Business intelligentisia

It was probably inevitable that the advent of Web 2.0 would lead to a flurry of ‘2.0' coinages. One such is ‘business intelligence 2.0' as a term denoting a set of new business intelligence (BI) approaches and technologies. But is it just another piece of PR branding, or does it bear a real relationship to developments in the way BI systems are designed and used?

There has certainly been a change in thinking about what business intelligence can, or should, offer the enterprise. In the modern organisation, the development of service-oriented architecture (SOA) has made it easier to link lots of data sources together so that information flows freely between them in real time.

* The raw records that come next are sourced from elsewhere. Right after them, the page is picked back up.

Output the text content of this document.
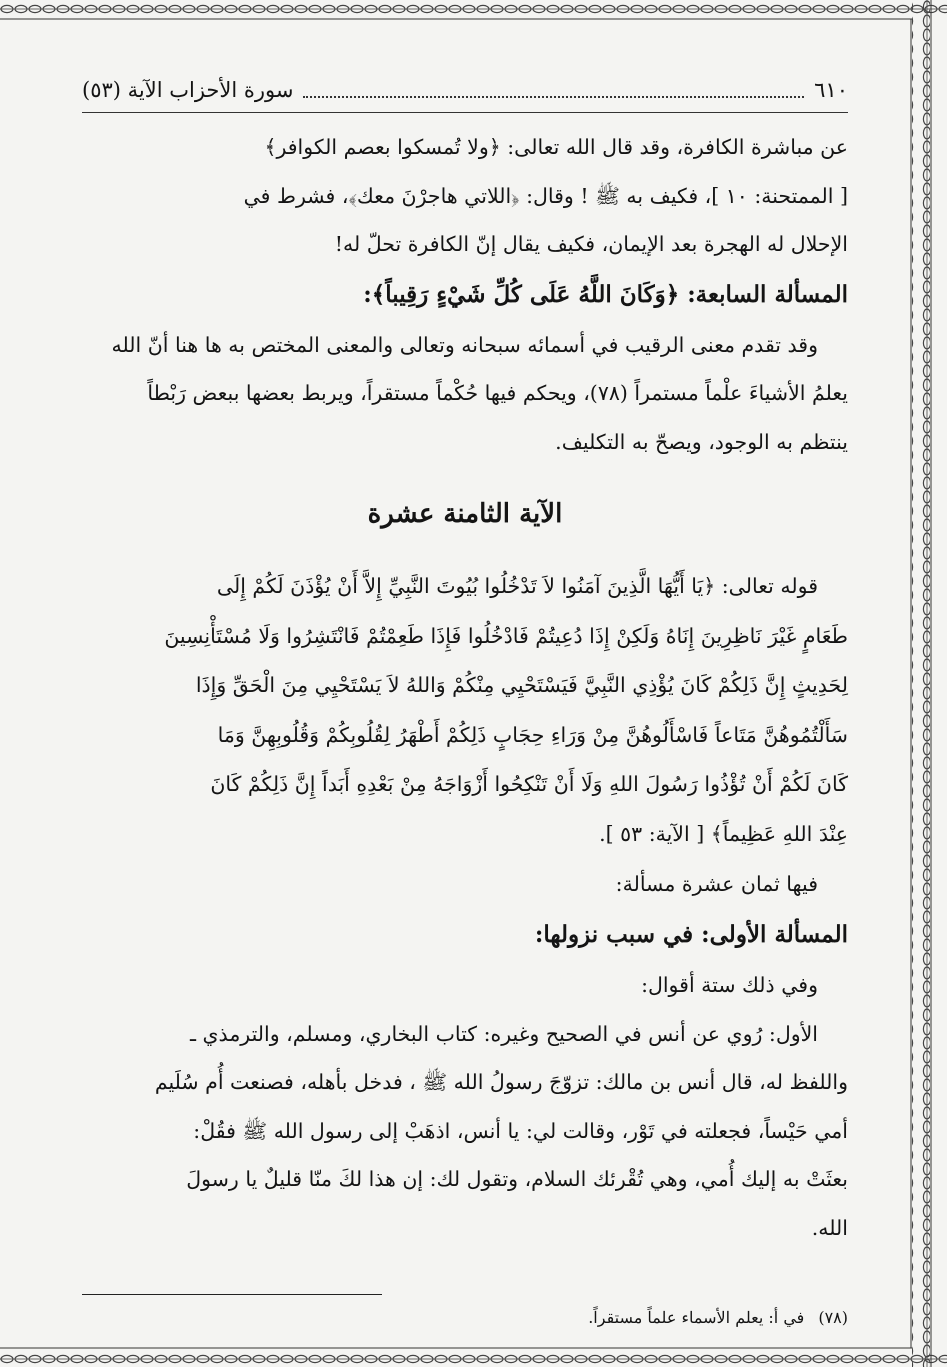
٦١٠
سورة الأحزاب الآية (٥٣)

عن مباشرة الكافرة، وقد قال الله تعالى: ﴿ولا تُمسكوا بعصم الكوافر﴾

[ الممتحنة: ١٠ ]، فكيف به ﷺ ! وقال: ﴿اللاتي هاجرْنَ معك﴾، فشرط في

الإحلال له الهجرة بعد الإيمان، فكيف يقال إنّ الكافرة تحلّ له!

المسألة السابعة: ﴿وَكَانَ اللَّهُ عَلَى كُلِّ شَيْءٍ رَقِيباً﴾:

وقد تقدم معنى الرقيب في أسمائه سبحانه وتعالى والمعنى المختص به ها هنا أنّ الله

يعلمُ الأشياءَ علْماً مستمراً (٧٨)، ويحكم فيها حُكْماً مستقراً، ويربط بعضها ببعض رَبْطاً

ينتظم به الوجود، ويصحّ به التكليف.

الآية الثامنة عشرة

قوله تعالى: ﴿يَا أَيُّهَا الَّذِينَ آمَنُوا لاَ تَدْخُلُوا بُيُوتَ النَّبِيِّ إِلاَّ أَنْ يُؤْذَنَ لَكُمْ إِلَى

طَعَامٍ غَيْرَ نَاظِرِينَ إِنَاهُ وَلَكِنْ إِذَا دُعِيتُمْ فَادْخُلُوا فَإِذَا طَعِمْتُمْ فَانْتَشِرُوا وَلَا مُسْتَأْنِسِينَ

لِحَدِيثٍ إِنَّ ذَلِكُمْ كَانَ يُؤْذِي النَّبِيَّ فَيَسْتَحْيِي مِنْكُمْ وَاللهُ لاَ يَسْتَحْيِي مِنَ الْحَقِّ وَإِذَا

سَأَلْتُمُوهُنَّ مَتَاعاً فَاسْأَلُوهُنَّ مِنْ وَرَاءِ حِجَابٍ ذَلِكُمْ أَطْهَرُ لِقُلُوبِكُمْ وَقُلُوبِهِنَّ وَمَا

كَانَ لَكُمْ أَنْ تُؤْذُوا رَسُولَ اللهِ وَلَا أَنْ تَنْكِحُوا أَزْوَاجَهُ مِنْ بَعْدِهِ أَبَداً إِنَّ ذَلِكُمْ كَانَ

عِنْدَ اللهِ عَظِيماً﴾ [ الآية: ٥٣ ].

فيها ثمان عشرة مسألة:

المسألة الأولى: في سبب نزولها:

وفي ذلك ستة أقوال:

الأول: رُوي عن أنس في الصحيح وغيره: كتاب البخاري، ومسلم، والترمذي ـ

واللفظ له، قال أنس بن مالك: تزوّجَ رسولُ الله ﷺ ، فدخل بأهله، فصنعت أُم سُلَيم

أمي حَيْساً، فجعلته في تَوْر، وقالت لي: يا أنس، اذهَبْ إلى رسول الله ﷺ فقُلْ:

بعثَتْ به إليك أُمي، وهي تُقْرئك السلام، وتقول لك: إن هذا لكَ منّا قليلٌ يا رسولَ

الله.

(٧٨)
في أ: يعلم الأسماء علماً مستقراً.
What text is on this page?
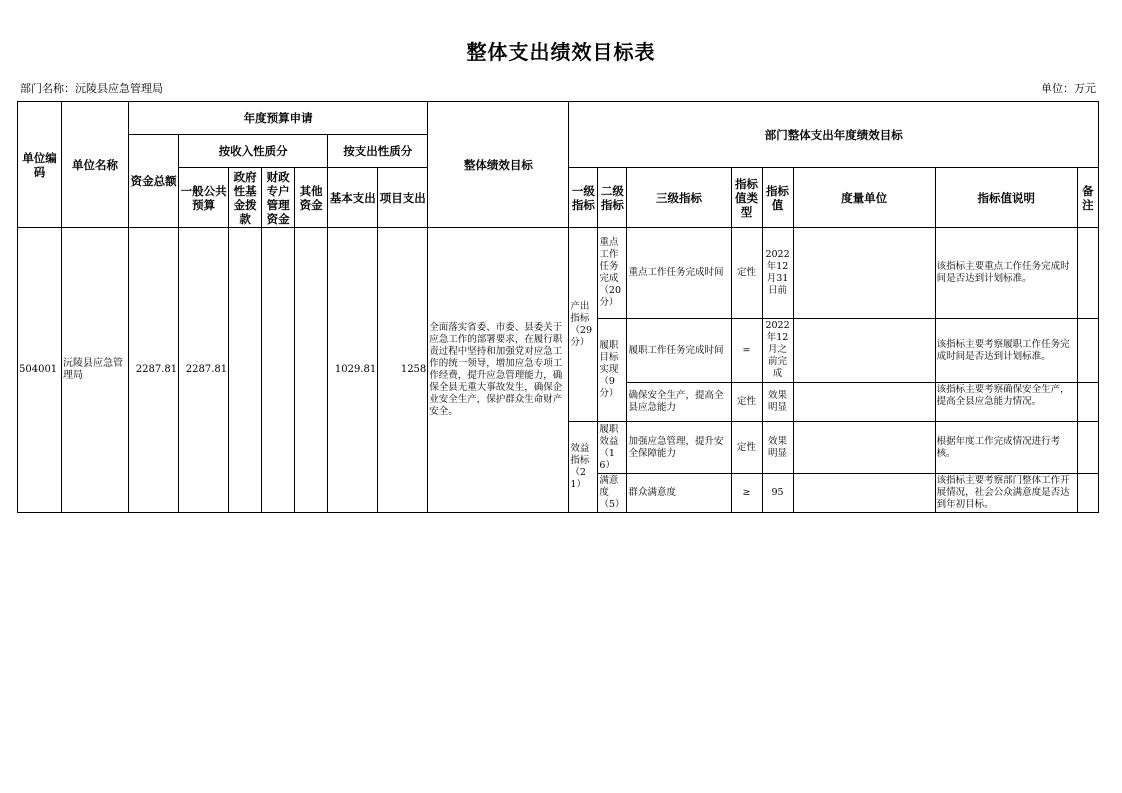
整体支出绩效目标表
部门名称：沅陵县应急管理局	单位：万元
单位编码	单位名称	年度预算申请							整体绩效目标	部门整体支出年度绩效目标							
		资金总额	按收入性质分				按支出性质分										
			一般公共预算	政府性基金拨款	财政专户管理资金	其他资金	基本支出	项目支出		一级指标	二级指标	三级指标	指标值类型	指标值	度量单位	指标值说明	备注

504001	沅陵县应急管理局	2287.81	2287.81				1029.81	1258	全面落实省委、市委、县委关于应急工作的部署要求，在履行职责过程中坚持和加强党对应急工作的统一领导，增加应急专项工作经费，提升应急管理能力，确保全县无重大事故发生，确保企业安全生产，保护群众生命财产安全。	产出指标（29分）	重点工作任务完成（20分）	重点工作任务完成时间	定性	2022年12月31日前		该指标主要重点工作任务完成时间是否达到计划标准。	
											履职目标实现（9分）	履职工作任务完成时间	=	2022年12月之前完成		该指标主要考察履职工作任务完成时间是否达到计划标准。	
												确保安全生产，提高全县应急能力	定性	效果明显		该指标主要考察确保安全生产，提高全县应急能力情况。	

										效益指标（21）	履职效益（16）	加强应急管理，提升安全保障能力	定性	效果明显		根据年度工作完成情况进行考核。	

											满意度（5）	群众满意度	≥	95		该指标主要考察部门整体工作开展情况，社会公众满意度是否达到年初目标。	
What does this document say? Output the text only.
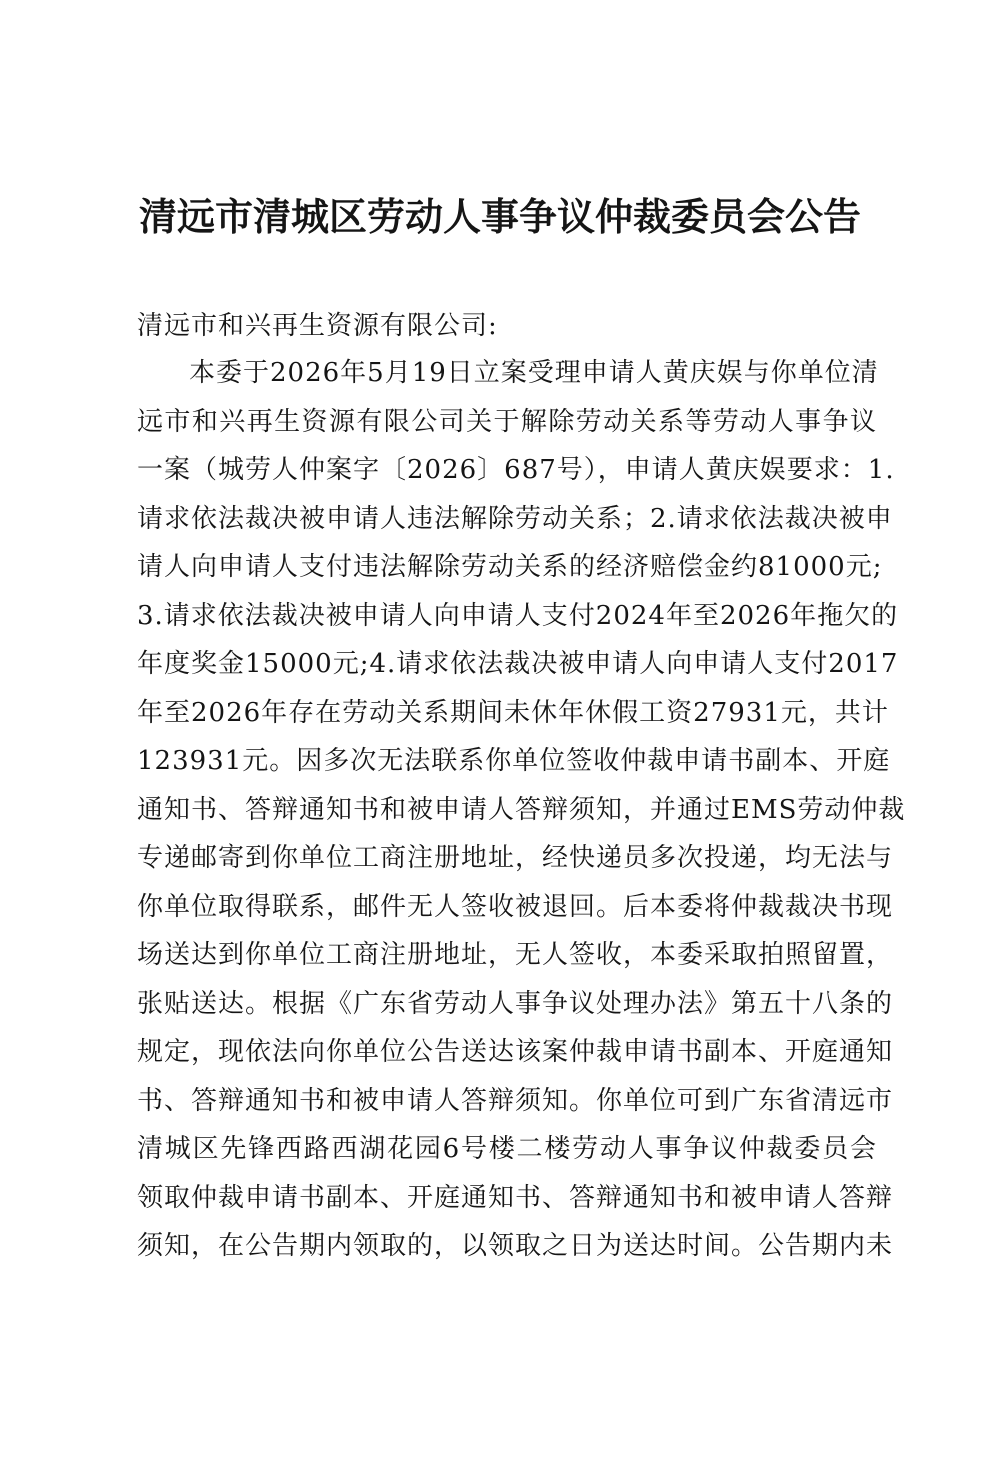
清远市清城区劳动人事争议仲裁委员会公告
清远市和兴再生资源有限公司:
本委于2026年5月19日立案受理申请人黄庆娱与你单位清
远市和兴再生资源有限公司关于解除劳动关系等劳动人事争议
一案（城劳人仲案字〔2026〕687号），申请人黄庆娱要求：1.
请求依法裁决被申请人违法解除劳动关系；2.请求依法裁决被申
请人向申请人支付违法解除劳动关系的经济赔偿金约81000元;
3.请求依法裁决被申请人向申请人支付2024年至2026年拖欠的
年度奖金15000元;4.请求依法裁决被申请人向申请人支付2017
年至2026年存在劳动关系期间未休年休假工资27931元，共计
123931元。因多次无法联系你单位签收仲裁申请书副本、开庭
通知书、答辩通知书和被申请人答辩须知，并通过EMS劳动仲裁
专递邮寄到你单位工商注册地址，经快递员多次投递，均无法与
你单位取得联系，邮件无人签收被退回。后本委将仲裁裁决书现
场送达到你单位工商注册地址，无人签收，本委采取拍照留置，
张贴送达。根据《广东省劳动人事争议处理办法》第五十八条的
规定，现依法向你单位公告送达该案仲裁申请书副本、开庭通知
书、答辩通知书和被申请人答辩须知。你单位可到广东省清远市
清城区先锋西路西湖花园6号楼二楼劳动人事争议仲裁委员会
领取仲裁申请书副本、开庭通知书、答辩通知书和被申请人答辩
须知，在公告期内领取的，以领取之日为送达时间。公告期内未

Organisations increasingly share data with customers and suppliers and the organisational structure is less hierarchical with -decision-making more widely dispersed.

CIOs recognise the potential BI offers for making the business more profitable. A Gartner survey has found that it is top of CIOs' list of technology priorities for 2009 but, against that, the recent past has been littered with failed BI implementations.

Some would argue that the traditional model of BI, in which data is extracted from databases, loaded into a data warehouse and then, days later, turned into reports for executives to study, is not up to the job of providing the kind of information needed to make decisions in the fast-moving, inter-connected modern world. The central question that the term ‘BI 2.0' is trying to address is: how can we use data in a way that leads to better decision-making?

A large part of the answer is that we need to push information out to a much wider group of people, and not just senior managers. "If you take a step back from the technology and look at how people and organisations work, there are overlapping areas of expertise," says Richard Neale, product marketing director of SAP Business-Objects.

"It's a very complex web. BI 2.0 should be about developing BI to support this decision-making process, break down barriers between departments and people and get them to work together."

Frank Buytendijk, vice president for enterprise performance management at Oracle, agrees. He argues that the new model of the enterprise - "Enterprise 2.0", naturally - is more networked and less hierarchical. "Traditional BI tends to be aimed at organisational hierarchy," he says. "You have to have a 2.0 approach, otherwise the way you manage that business doesn't match the way the business model works. Decision-making processes can be more participative."